The UBI-QEP method: A practical theoretical approach to understanding chemistry on transition metal surfaces

Abstract

In this review we examine the presently available theoretical techniques for determining metal surface reaction energetics. The unity bond index-quadratic exponential potential (UBI-QEP) method, which provides heats of adsorption and reaction activation barriers with a typical accuracy of 1–3 kcal/mol, emerges as the method with the widest applicability for complex and practically important reaction systems. We discuss in detail the theoretical foundations of the analytic UBI-QEP method which employs the most general two-body interaction potentials. The potential variable, named a bond index, is a general exponential function of the two-center bond distance.
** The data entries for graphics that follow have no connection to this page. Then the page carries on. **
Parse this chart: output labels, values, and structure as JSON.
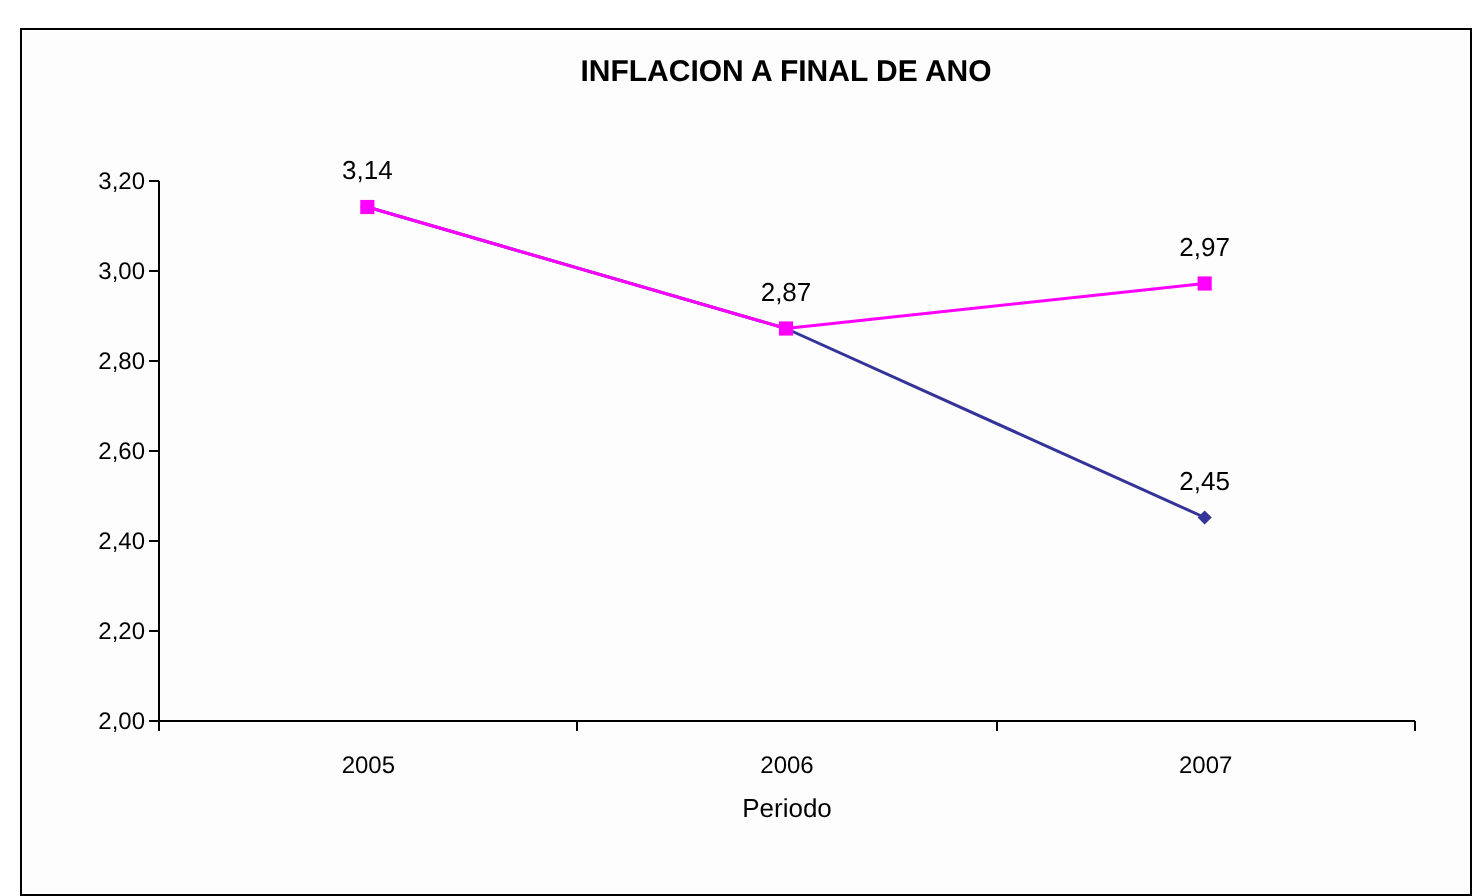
{
  "chart_data": {
    "type": "line",
    "title": "INFLACION A FINAL DE ANO",
    "xlabel": "Periodo",
    "categories": [
      "2005",
      "2006",
      "2007"
    ],
    "series": [
      {
        "color": "#333399",
        "marker": "diamond",
        "values": [
          3.14,
          2.87,
          2.45
        ],
        "value_labels": [
          null,
          null,
          "2,45"
        ]
      },
      {
        "color": "#ff00ff",
        "marker": "square",
        "values": [
          3.14,
          2.87,
          2.97
        ],
        "value_labels": [
          "3,14",
          "2,87",
          "2,97"
        ]
      }
    ],
    "ylim": [
      2.0,
      3.2
    ],
    "yticks": [
      {
        "value": 2.0,
        "label": "2,00"
      },
      {
        "value": 2.2,
        "label": "2,20"
      },
      {
        "value": 2.4,
        "label": "2,40"
      },
      {
        "value": 2.6,
        "label": "2,60"
      },
      {
        "value": 2.8,
        "label": "2,80"
      },
      {
        "value": 3.0,
        "label": "3,00"
      },
      {
        "value": 3.2,
        "label": "3,20"
      }
    ],
    "grid": false
  }
}
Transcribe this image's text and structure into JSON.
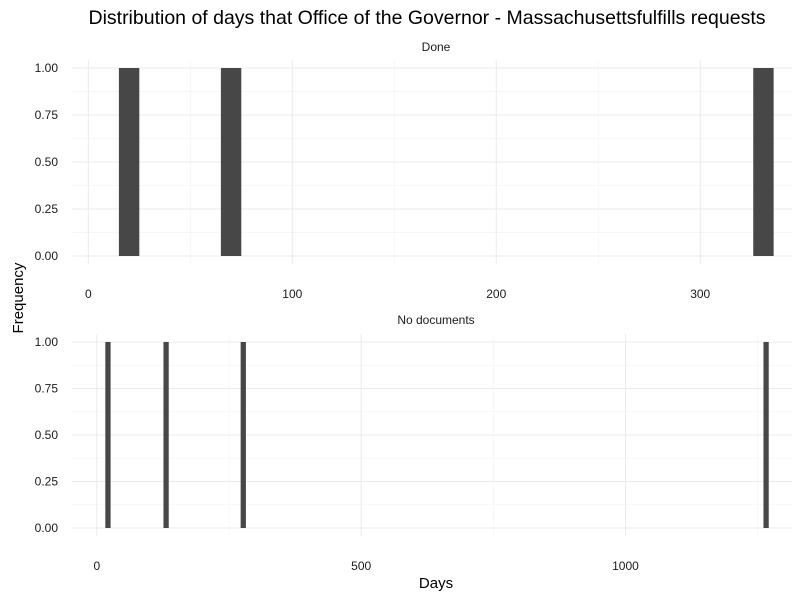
{
  "chart_data": {
    "type": "bar",
    "title": "Distribution of days that Office of the Governor - Massachusettsfulfills requests",
    "xlabel": "Days",
    "ylabel": "Frequency",
    "bar_color": "#474747",
    "grid": true,
    "panels": [
      {
        "name": "Done",
        "xlim": [
          -8,
          345
        ],
        "ylim": [
          0,
          1.0
        ],
        "x_ticks": [
          0,
          100,
          200,
          300
        ],
        "x_tick_labels": [
          "0",
          "100",
          "200",
          "300"
        ],
        "y_ticks": [
          0,
          0.25,
          0.5,
          0.75,
          1.0
        ],
        "y_tick_labels": [
          "0.00",
          "0.25",
          "0.50",
          "0.75",
          "1.00"
        ],
        "bins": [
          {
            "x0": 15,
            "x1": 25,
            "count": 1
          },
          {
            "x0": 65,
            "x1": 75,
            "count": 1
          },
          {
            "x0": 326,
            "x1": 336,
            "count": 1
          }
        ]
      },
      {
        "name": "No documents",
        "xlim": [
          -47,
          1315
        ],
        "ylim": [
          0,
          1.0
        ],
        "x_ticks": [
          0,
          500,
          1000
        ],
        "x_tick_labels": [
          "0",
          "500",
          "1000"
        ],
        "y_ticks": [
          0,
          0.25,
          0.5,
          0.75,
          1.0
        ],
        "y_tick_labels": [
          "0.00",
          "0.25",
          "0.50",
          "0.75",
          "1.00"
        ],
        "bins": [
          {
            "x0": 16,
            "x1": 26,
            "count": 1
          },
          {
            "x0": 126,
            "x1": 136,
            "count": 1
          },
          {
            "x0": 272,
            "x1": 282,
            "count": 1
          },
          {
            "x0": 1261,
            "x1": 1271,
            "count": 1
          }
        ]
      }
    ]
  }
}
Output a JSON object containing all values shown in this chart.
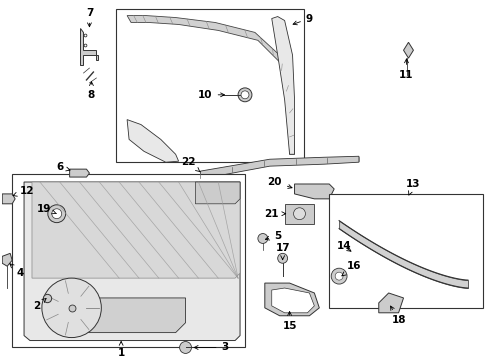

The bond indices of interacting bonds are assumed to be conserved at unity (up to the dissociation point), and we cite state-of-the-art ab initio calculations to support this assumption. The UBI-QEP method allows one to calculate the reaction energetics in a straightforward variational way. We summarize the analytic formulas for adsorbate binding energies in various coordination modes and for intrinsic and diffusion activation barriers. We also describe a computer program which makes UBI-QEP calculations fully automated. The normalized bond index-molecular dinamics, (NBI-MD) simulation technique, which is an adaptation of the UBI-QEP reactive potential functions to molecular dynamics, is described. Detailed summaries of applications are given which include the Fischer-Tropsch synthesis, oxygen assisted X-H bond cleavage, hydrogen peroxide, methanol and ammonia syntheses, decomposition and reduction of NO, and SO x chemistry.